Israeli-Jordanian cooperation is strengthening because of Salafi-Jihadi groups operating in southern Syria and Iraq, and the presence of Iranian forces and proxies in those areas.
Jordan has become the northern gatekeeper for the Arab Monarchies in the Arabian Peninsula, as well as the eastern gatekeeper for Israel and Egypt. Therefore, Jordan’s stability and security is paramount in the Middle East. Thus, ensuring Jordan’s security is a strategic interest of the Arab Gulf states, Israel, and Egypt.
In addition, senior levels of the Jordanian establishment contemplate the possible formation of an additional layer of defense known as “Greater Jordan.” This concept envisions an alliance comprised of Jordan, the Bedouin tribes and the Druze of southern Syria, and the Sunni tribes of western Iraq, backed by the Gulf Cooperation Council (GCC) and Egypt. Israel, if needed, would provide military support to ensure the security of the kingdom and will likely be a very instrumental partner in the Greater Jordan constellation should it evolve.
The concept of “Greater Jordan” generates controversy in Jordan.

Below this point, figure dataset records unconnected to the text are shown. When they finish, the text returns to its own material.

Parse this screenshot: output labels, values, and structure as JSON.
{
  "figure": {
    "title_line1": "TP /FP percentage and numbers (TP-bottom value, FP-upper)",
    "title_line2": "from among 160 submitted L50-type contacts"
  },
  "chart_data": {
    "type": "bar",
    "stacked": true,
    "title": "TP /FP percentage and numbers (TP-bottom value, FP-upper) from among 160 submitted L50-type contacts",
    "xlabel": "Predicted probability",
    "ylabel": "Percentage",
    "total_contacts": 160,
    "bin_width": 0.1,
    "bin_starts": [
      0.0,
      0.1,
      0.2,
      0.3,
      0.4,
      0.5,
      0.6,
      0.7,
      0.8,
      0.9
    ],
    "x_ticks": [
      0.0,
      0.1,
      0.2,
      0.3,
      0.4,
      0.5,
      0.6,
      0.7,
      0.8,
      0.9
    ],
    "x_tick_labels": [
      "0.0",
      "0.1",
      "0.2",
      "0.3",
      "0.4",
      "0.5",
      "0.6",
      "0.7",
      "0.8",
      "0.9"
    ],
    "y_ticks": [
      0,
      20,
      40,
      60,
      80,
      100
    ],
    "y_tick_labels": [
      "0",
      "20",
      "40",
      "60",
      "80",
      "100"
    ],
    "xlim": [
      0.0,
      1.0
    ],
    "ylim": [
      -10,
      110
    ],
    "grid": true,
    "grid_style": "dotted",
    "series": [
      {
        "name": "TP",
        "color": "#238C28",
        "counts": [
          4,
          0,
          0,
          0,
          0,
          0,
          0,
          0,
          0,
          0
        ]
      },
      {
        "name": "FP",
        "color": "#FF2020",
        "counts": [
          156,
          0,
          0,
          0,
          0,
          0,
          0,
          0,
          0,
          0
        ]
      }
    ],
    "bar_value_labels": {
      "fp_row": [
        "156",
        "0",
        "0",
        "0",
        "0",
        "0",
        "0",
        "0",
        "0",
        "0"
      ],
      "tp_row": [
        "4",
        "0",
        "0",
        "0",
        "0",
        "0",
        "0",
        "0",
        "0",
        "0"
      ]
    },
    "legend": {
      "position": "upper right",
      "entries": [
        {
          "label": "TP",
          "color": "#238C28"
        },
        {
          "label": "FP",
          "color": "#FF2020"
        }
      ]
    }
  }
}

Opponents argue that it will backfire and drag Jordan into the Syrian and Iraqi mud. Supporters maintain it will improve Jordan’s security, because it will be an external layer of defense with a solid foundation—the shared history and heritage of Jordan and the tribes. Furthermore, they assert that all partners in that alliance share a long-term strategic interest; fighting militant Islamist groups and thwarting the Shiite-Iranian threat.
Should Jordan adopt the concept of Greater Jordan, then Israel, who provides Jordan with a strategic umbrella, will likely be a key partner behind the scenes.
The growing threat of militant Islam, the aggressive Iranian policy, and the Arab states need for stability is generating the creation of a quiet Israeli-Arab axis based upon shared long-term strategic interests. Such an axis, in my opinion, has a long life expectancy.